I would like to suggest that we try to draw a conceptual model of how our interventions fit in the broad sense of what CIARD is trying to help us achieve.
If we take the LOD as an example, it needs to be explained to all our stakeholders so we all understand why a group among us is getting particularly excited about LOD – generally its those people involved in vocabularies, ontologies and (?) who seem to be saying a lot about LOD. What is it that the extension and advisory services information specialists need to grasp about LOD that will also bring them on board? We need to have some of these examples brought to the surface.

During the past 2 questions, there has been an extended discussion on the issue of the Research-Extension-Farmer linkages, with a new breed of Agricultural Information Managers sitting somewhere within that triangle. There has also been talk of multiple triangles of people:processes:technologies being mentioned which are interlinked, and the need to define these.

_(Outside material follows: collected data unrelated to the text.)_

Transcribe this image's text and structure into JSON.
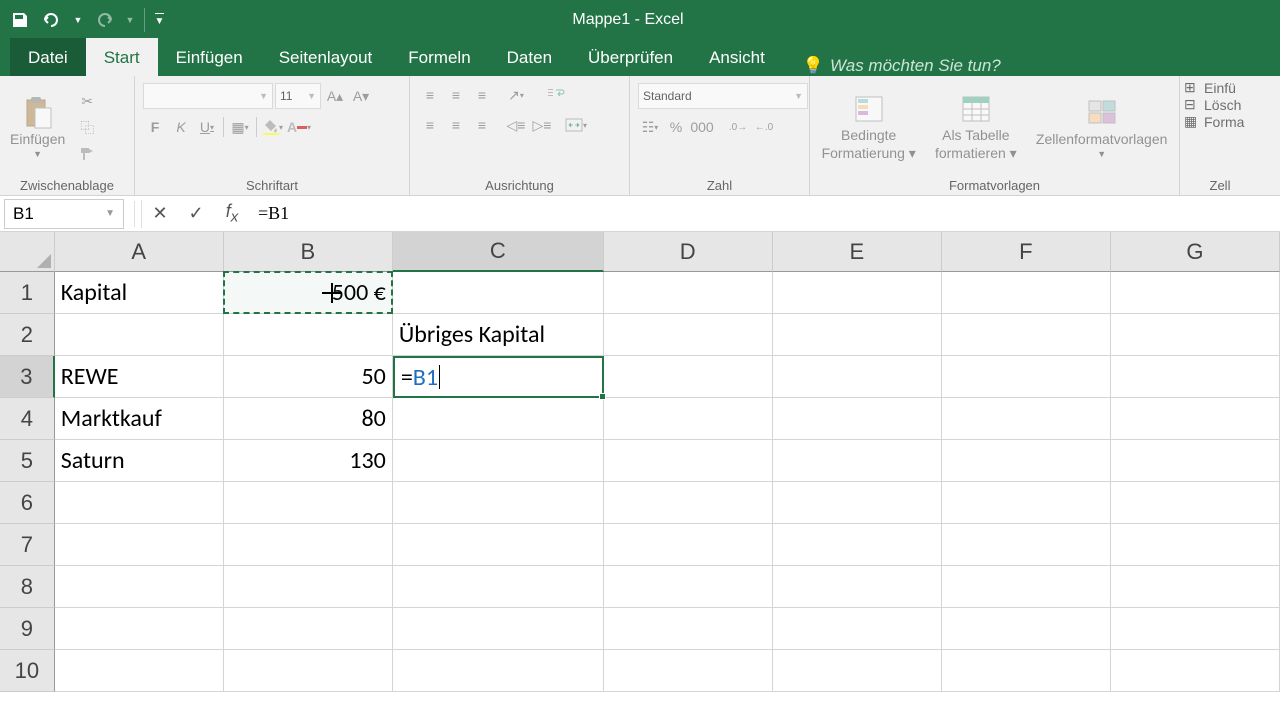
{
  "app": {
    "title": "Mappe1 - Excel"
  },
  "tabs": {
    "datei": "Datei",
    "start": "Start",
    "einfuegen": "Einfügen",
    "seitenlayout": "Seitenlayout",
    "formeln": "Formeln",
    "daten": "Daten",
    "ueberpruefen": "Überprüfen",
    "ansicht": "Ansicht",
    "tellme": "Was möchten Sie tun?"
  },
  "ribbon": {
    "paste": "Einfügen",
    "clipboard": "Zwischenablage",
    "font_name": "",
    "font_size": "11",
    "font_group": "Schriftart",
    "align_group": "Ausrichtung",
    "number_format": "Standard",
    "number_group": "Zahl",
    "cond_fmt1": "Bedingte",
    "cond_fmt2": "Formatierung",
    "as_table1": "Als Tabelle",
    "as_table2": "formatieren",
    "cell_styles": "Zellenformatvorlagen",
    "styles_group": "Formatvorlagen",
    "insert_c": "Einfü",
    "delete_c": "Lösch",
    "format_c": "Forma",
    "cells_group": "Zell"
  },
  "fbar": {
    "namebox": "B1",
    "formula": "=B1"
  },
  "cols": [
    "A",
    "B",
    "C",
    "D",
    "E",
    "F",
    "G"
  ],
  "rows": [
    "1",
    "2",
    "3",
    "4",
    "5",
    "6",
    "7",
    "8",
    "9",
    "10"
  ],
  "cells": {
    "A1": "Kapital",
    "B1": "500 €",
    "C2": "Übriges Kapital",
    "A3": "REWE",
    "B3": "50",
    "C3_eq": "=",
    "C3_ref": "B1",
    "A4": "Marktkauf",
    "B4": "80",
    "A5": "Saturn",
    "B5": "130"
  }
}
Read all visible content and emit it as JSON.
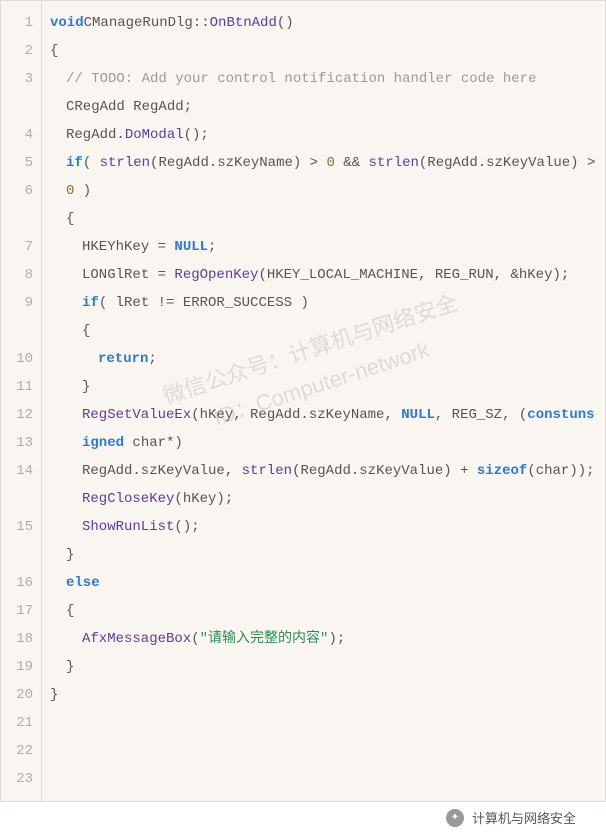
{
  "code": {
    "line1": {
      "kw": "void",
      "cls": "CManageRunDlg",
      "sep": "::",
      "fn": "OnBtnAdd",
      "tail": "()"
    },
    "line2": "{",
    "line3_cmt": "// TODO: Add your control notification handler code here",
    "line4": {
      "a": "CRegAdd RegAdd;"
    },
    "line5": {
      "a": "RegAdd.",
      "fn": "DoModal",
      "b": "();"
    },
    "line6": {
      "kw_if": "if",
      "a": "( ",
      "fn": "strlen",
      "b": "(RegAdd.szKeyName) > ",
      "num1": "0",
      "c": " && ",
      "fn2": "strlen",
      "d": "(RegAdd.szKeyValue) > ",
      "num2": "0",
      "e": " )"
    },
    "line7": "{",
    "line8": {
      "a": "HKEY",
      "b": "hKey = ",
      "nul": "NULL",
      "c": ";"
    },
    "line9": {
      "a": "LONG",
      "b": "lRet = ",
      "fn": "RegOpenKey",
      "c": "(HKEY_LOCAL_MACHINE, REG_RUN, &hKey);"
    },
    "line10": {
      "kw": "if",
      "a": "( lRet != ERROR_SUCCESS )"
    },
    "line11": "{",
    "line12": {
      "kw": "return",
      "a": ";"
    },
    "line13": "}",
    "line14": {
      "fn": "RegSetValueEx",
      "a": "(hKey, RegAdd.szKeyName, ",
      "nul": "NULL",
      "b": ", REG_SZ, (",
      "kw1": "const",
      "kw2": "unsigned",
      "c": " char*)"
    },
    "line15": {
      "a": "RegAdd.szKeyValue, ",
      "fn": "strlen",
      "b": "(RegAdd.szKeyValue) + ",
      "kw": "sizeof",
      "c": "(char));"
    },
    "line16": {
      "fn": "RegCloseKey",
      "a": "(hKey);"
    },
    "line17": {
      "fn": "ShowRunList",
      "a": "();"
    },
    "line18": "}",
    "line19": "else",
    "line20": "{",
    "line21": {
      "fn": "AfxMessageBox",
      "a": "(",
      "str": "\"请输入完整的内容\"",
      "b": ");"
    },
    "line22": "}",
    "line23": "}"
  },
  "line_numbers": [
    "1",
    "2",
    "3",
    "4",
    "5",
    "6",
    "7",
    "8",
    "9",
    "10",
    "11",
    "12",
    "13",
    "14",
    "15",
    "16",
    "17",
    "18",
    "19",
    "20",
    "21",
    "22",
    "23"
  ],
  "watermark": {
    "l1": "微信公众号：计算机与网络安全",
    "l2": "ID：Computer-network"
  },
  "footer_text": "计算机与网络安全"
}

So, in addition to the tools, standards and infrastructures, we seem to need the conceptual framework within which we are working to be better defined. Maybe I should say that there is a need for the conceptual model to be formalized, as we all seem to have an idea of what CIARD helps us to do, but we have not yet shared our mental models to agree on a formal model that tries to describe the CIARD framework. Could this interfacing be visualized in the form of those triangles being interlinked at the people/processes/technologies points such that they bridge people from different ends of the CIARD stakeholder spectrum? Perhaps that is an activity that could be tried out during a face-to-face gathering discussion the CIARD.

Submitted by Hugo Besemer on Mon, 04/11/2011 - 16:30

Well, I have tried to do some of what you propose: explain to a wider audience why we get excited about LOD. In a general introcution for information committees within our science groups here I had included it in a general intro on data repositories and data curation. I could as well have spoken about Paracelsus' prognostications, and I have skipped it for later presentations.

I guess that people will understand it when they see a result. And it should be something that really could not have been done in another way. Just pulling in additional information from other sources is not good enough, people are used to web 2.0 mashups.

Submitted by Marco Fahmi on Fri, 04/15/2011 - 06:51

For my work, I use the two frameworks to present research based on aggregating and synthesising data: a Researcher/Policy Maker/Grower framework the clearly identifies the benefits of the work for each of these groups. For the scientists, this usually cover common themes discussed here such as standardisation of data. But also, higher exposure of research data and the (re-)use of data to build better models.

For the policy maker, publicising, standardising and sharing data is a win because it is a better investment of public money. Often the data is generated using public funding or public infrastructure. Open access to the data removed barriers for better exploitation of the data. It also means that research projects have tangible outcomes in the form of readily available data that can be used by scientists and possibly growers. Finally, the re-use element of data sharing is attractive as it means better return on the investment since the data can be later used for longitudial studies or for larger scale models without any outlay of money for new data collection programs (in comparision, data management and curation is cheaper).

For the grower, the immediate benefits might be a little trickier to convey but they often grasp the need for better models which can only be obtained with larger data sets with high temporal or geographic resolution.

The other frame I use is the People, Technology, Process continuum. This highlights that the technology part of data sharing is often that easiest or least problematic. We also have fundamental issues to deal with in research practice (when and how well do we document data? What is a data set? How to we guarantee that data is shared in safe and secure way? How can we combine data from various sources in a meaning way?)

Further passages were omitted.